Bathabile Dlamini, SASSA
Minister Bathabile Dlamini speaks at the 2017 National Women’s Day held at Galeshewe Stadium in Kimberly.

Dlamini last year took responsibility for the welfare department’s failure to find a new service provider to handle grants payments, after the Constitutional Court ruled in 2014 that a contract with Net 1 UEPS Technologies Inc. to handle the payouts was invalid. The social-security payments are the biggest government initiative to help alleviate poverty in South Africa, amid high unemployment, slowing economic growth and high inequality.

“Her conduct was reckless and grossly negligent, all that is sufficient reason for a personal cost order,” Froneman said, holding Dlamini personally liable for 20 percent of the costs of the legal processes. The costs application was brought by South African advocacy groups Black Sash and Freedom Under Law.

Dlamini was dismissed as head of the social development department in a cabinet reorganisation in February, after Cyril Ramaphosa replaced Jacob Zuma as president.
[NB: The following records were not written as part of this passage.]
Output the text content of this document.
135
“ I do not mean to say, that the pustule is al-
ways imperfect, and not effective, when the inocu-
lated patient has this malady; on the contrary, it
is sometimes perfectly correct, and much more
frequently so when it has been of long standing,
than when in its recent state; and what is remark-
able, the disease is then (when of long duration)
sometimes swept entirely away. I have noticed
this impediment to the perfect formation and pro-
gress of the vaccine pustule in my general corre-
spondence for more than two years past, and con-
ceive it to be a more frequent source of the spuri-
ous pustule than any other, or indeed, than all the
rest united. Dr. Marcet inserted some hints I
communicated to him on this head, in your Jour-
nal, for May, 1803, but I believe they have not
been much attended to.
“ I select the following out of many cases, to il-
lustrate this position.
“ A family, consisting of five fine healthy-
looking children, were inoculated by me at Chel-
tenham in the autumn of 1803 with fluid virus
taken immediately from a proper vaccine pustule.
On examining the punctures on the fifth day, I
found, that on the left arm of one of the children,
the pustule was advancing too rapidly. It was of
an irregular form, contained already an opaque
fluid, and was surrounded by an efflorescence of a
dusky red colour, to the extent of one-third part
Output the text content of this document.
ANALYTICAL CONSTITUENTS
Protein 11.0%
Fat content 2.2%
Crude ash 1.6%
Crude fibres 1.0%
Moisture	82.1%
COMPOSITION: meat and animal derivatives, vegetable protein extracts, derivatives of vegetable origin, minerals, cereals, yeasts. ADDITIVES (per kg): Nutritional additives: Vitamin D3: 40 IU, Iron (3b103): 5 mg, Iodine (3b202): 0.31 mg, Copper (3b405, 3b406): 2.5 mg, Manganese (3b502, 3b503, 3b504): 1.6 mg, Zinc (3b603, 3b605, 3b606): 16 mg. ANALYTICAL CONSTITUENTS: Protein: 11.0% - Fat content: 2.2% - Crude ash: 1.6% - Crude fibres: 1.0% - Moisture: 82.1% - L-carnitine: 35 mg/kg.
She is currently the minister of women’s affairs.

The Centre for Applied Legal Studies, which brought the the matter before the Constitutional Court on behalf of the Black Sash, welcomed the ruling.

“The judgment sets an important precedent for holding public officials accountable for their reckless and negligent actions in executing their duties,” Wandisa Phama, acting deputy director at CALS, said in an emailed statement. “This is a step towards ensuring that a similar crisis never happens again.”

Vuyani Ngalwana, Dlamini’s personal lawyer, didn’t answer his mobile phone or respond to a text message when Bloomberg sought comment.

Statement from Freedom Under Law on the ConCourt Judgment regarding Minister Bathabile Dlamini.  

Freedom Under Law (FUL) welcomes the judgment of the Constitutional Court delivered yesterday, ordering Minister Bathabile Dlamini to personally pay costs incurred by Black Sash and FUL in their litigation relating to the first extension of the Cash Paymaster Services contract for payment of social grants. The Court also ordered that a copy of the judgment and of the report issued by Judge Ngoepe as to Minister Dlamini’s personal liability for the social grants crisis be forwarded to the National Director of Public Prosecutions for determination as to whether Minister Dlamini should be prosecuted for perjury.

FUL believes the judgement to be an important vindication of accountability, sorely needed in the country at this time.

However, the judgement cannot stand on its own. FUL notes that the judgment envisages an important accountability role for the NDPP in this matter and recalls that another very recent Constitutional Court judgment ordered the President to appoint a new NDPP within 90 days. It is imperative that a new head of the NPA, able to restore credibility and integrity to the institution, be installed as quickly as possible not only so that the full measure of accountability might be secured in this matter but for so many other matters clamouring for accountability in the country today.